We were in the space communications room at Armstrong Space Force Base, where we’d landed from orbit. It was a bright clean room that felt old, too many coats of paint. Paul exchanged pleasantries with Oz, then left after the twelve-minute lag.
“How bad is it, Oz? Can the colony survive without support from Earth?”
Following the same protocol as w
e’d used fifty years before, Oz’s image froze on the screen when he hit the SEND button. I’d brought the Washington Post to read while the signals crawled back and forth.
The only story about us was on page 14, and it wasn’t complimentary.
Oz came back smiling. “We’re completely self-sufficient, Carmen; have been for more than twenty years. Human population’s over three thousand, a third of them native-born.
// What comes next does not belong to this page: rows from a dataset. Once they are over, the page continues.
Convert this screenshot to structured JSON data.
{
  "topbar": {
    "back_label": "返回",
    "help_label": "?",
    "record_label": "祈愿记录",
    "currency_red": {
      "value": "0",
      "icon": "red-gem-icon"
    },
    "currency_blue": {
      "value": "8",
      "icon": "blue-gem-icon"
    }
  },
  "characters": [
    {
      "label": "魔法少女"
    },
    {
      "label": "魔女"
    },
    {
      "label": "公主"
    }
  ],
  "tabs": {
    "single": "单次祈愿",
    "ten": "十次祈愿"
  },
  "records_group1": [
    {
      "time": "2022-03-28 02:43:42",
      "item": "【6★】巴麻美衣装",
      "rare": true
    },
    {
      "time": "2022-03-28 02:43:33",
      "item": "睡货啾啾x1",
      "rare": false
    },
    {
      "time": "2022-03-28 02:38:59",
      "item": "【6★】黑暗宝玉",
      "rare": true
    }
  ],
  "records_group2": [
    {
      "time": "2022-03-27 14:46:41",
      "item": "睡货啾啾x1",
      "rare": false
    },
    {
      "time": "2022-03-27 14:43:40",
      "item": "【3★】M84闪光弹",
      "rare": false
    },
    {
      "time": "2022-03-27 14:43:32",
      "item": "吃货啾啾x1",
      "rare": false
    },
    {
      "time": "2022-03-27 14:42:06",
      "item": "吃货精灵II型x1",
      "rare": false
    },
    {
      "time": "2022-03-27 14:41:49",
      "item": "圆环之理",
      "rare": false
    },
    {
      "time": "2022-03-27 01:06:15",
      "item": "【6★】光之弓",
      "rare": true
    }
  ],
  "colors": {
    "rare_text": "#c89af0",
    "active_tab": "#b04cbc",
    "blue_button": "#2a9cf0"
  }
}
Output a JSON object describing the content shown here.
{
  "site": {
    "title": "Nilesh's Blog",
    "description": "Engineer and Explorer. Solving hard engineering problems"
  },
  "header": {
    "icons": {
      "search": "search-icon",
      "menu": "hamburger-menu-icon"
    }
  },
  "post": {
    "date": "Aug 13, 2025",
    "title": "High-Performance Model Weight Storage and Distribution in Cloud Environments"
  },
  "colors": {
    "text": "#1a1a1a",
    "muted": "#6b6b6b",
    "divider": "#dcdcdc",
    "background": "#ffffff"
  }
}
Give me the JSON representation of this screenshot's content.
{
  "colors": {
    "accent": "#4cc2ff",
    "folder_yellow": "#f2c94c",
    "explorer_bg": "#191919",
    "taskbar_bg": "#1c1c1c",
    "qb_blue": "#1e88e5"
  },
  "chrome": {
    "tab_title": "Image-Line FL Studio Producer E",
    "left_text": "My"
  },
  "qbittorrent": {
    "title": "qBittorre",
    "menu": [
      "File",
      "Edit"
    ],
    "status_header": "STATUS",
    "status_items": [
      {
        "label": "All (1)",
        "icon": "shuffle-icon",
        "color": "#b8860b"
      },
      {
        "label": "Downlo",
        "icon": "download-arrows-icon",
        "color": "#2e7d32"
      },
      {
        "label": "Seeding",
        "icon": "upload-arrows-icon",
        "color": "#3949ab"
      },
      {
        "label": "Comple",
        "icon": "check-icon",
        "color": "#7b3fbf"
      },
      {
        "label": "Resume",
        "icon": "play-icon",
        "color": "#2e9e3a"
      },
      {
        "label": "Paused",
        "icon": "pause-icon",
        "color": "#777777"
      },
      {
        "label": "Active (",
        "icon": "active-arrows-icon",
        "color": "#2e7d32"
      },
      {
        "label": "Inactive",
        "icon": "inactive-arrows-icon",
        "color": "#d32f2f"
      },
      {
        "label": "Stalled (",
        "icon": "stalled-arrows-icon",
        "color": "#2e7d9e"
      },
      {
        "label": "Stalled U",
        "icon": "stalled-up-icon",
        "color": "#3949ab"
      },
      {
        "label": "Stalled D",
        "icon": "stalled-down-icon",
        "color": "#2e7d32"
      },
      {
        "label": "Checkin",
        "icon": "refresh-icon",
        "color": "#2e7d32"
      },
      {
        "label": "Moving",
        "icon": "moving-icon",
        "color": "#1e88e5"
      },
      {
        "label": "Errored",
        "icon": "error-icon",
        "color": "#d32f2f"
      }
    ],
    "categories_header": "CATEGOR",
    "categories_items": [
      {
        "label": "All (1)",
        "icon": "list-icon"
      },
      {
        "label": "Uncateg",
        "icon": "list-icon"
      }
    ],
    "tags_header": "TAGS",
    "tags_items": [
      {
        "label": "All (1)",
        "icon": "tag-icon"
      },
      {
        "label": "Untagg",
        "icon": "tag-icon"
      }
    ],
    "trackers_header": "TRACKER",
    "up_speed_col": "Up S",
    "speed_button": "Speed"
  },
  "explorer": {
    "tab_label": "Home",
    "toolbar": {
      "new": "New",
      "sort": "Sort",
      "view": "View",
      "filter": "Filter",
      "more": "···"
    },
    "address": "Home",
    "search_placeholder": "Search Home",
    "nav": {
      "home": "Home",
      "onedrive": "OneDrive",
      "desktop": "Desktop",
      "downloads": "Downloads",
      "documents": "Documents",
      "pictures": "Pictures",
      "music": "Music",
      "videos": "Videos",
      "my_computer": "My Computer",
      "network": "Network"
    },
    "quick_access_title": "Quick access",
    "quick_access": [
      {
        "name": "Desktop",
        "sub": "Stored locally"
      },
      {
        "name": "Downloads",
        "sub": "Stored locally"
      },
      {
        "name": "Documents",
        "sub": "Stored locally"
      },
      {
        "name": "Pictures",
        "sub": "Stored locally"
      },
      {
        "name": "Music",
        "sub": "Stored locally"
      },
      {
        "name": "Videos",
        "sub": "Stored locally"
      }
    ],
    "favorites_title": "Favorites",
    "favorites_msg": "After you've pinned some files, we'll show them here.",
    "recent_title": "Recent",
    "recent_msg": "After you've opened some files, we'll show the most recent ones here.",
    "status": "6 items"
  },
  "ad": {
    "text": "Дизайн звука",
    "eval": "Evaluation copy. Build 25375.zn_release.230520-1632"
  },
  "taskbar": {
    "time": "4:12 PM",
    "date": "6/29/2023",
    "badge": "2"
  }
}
Our living and farming space is probably twenty times what it was when you left.
“The big debate over here is whether we should stay out of space; whether the Others meant to include us in their warning. There were no Martian ships in the fleet.
“A majority says stay home. We have a Space Elevator, and they didn’t blow it down, but its only real function was as a terminal for the shuttle to and from Earth.
“Personally, I think that Earth can go to hell in its own way. My big regret is that now you and Paul can’t come home. You could have a natural baby or two now; they solved the lung problem and recycled the mother machine for scrap.
“And you’re still young enough. In-fucking-credible.
“Look, I have to go off to the old folks’ dinner. Can you call me again tomorrow”—he looked offscreen—“about 1600 your time?”
“Definitely at 1600,” I said. “If you have new art, bring some to show me.”
It wasn’t going to happen.
I heard Paul in the next room, one loud bad word. Went through the door and found him staring at a flatscreen monitor.
“Shit,” he said. “Would you look at this?” It was a picture of a human newsie, male and handsome, standing in front of a familiar background: here. The Armstrong Space Force Base.
“We on the news?”
“Not really.” He picked up the chaser and ran it back a minute or two. There was an obviously simulated picture of a lander like ours taking off tail first, the way they did spaceflight before the Elevator.